Samuel Bourne (1834-1912) is regarded as one of the finest commercial photographers of the 19th century. In 1862 he set sail for India to work as a professional photographer, arriving in Calcutta early in 1863. Bourne mentions travelling to Sialkot to photograph this group at this end of his nine month trip to Kashmir in 1864.

In July 1863 left the hill station Simla for a trip into the Himalayas. With a retinue of 30 coolies he travelled to Chini, 160 miles north-east of Simla, and spent some time photographing in the Chini-Sutlej River area before heading west to Spiti and returning to Simla on October 12 with 147 negatives. At around this time Bourne entered into the first of the commercial partnerships which was later to become the firm of Bourne and Shepherd and which still flourishes to this day in Calcutta.

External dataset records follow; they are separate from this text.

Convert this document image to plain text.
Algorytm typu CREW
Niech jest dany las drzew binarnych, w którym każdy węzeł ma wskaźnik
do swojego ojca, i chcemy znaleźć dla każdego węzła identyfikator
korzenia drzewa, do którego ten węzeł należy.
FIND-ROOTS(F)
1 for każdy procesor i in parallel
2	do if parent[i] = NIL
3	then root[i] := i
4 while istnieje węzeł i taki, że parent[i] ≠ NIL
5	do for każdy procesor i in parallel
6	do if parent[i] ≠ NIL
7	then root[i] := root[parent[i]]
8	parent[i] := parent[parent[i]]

In the following year Bourne set out on the longest of his expeditions, a nine-month trip to Kashmir. Leaving Lahore on March 17, he journeyed north-east to Kangra and from there, via Baijnath, Holta, Dharamshala and Dalhousie, travelled to Chamba. He left Chamba for Kashmir on June 8 and by the middle of the month had reached the Chenab Valley. The following weeks were spent photographing the scenery of Kashmir before proceeding to Srinagar, where he stopped for some weeks, sight seeing and photographing, before continuing his journey on September 15. The return journey took in the Sind Valley, Baramulla, Murree, Delhi and Cawnpore before arriving in Lucknow on Christmas Eve 1864.

Bourne’s third and last major trip was his most ambitious, consisting of a six-month journey in the Himalayas with the goal of reaching and photographing the source of the Ganges.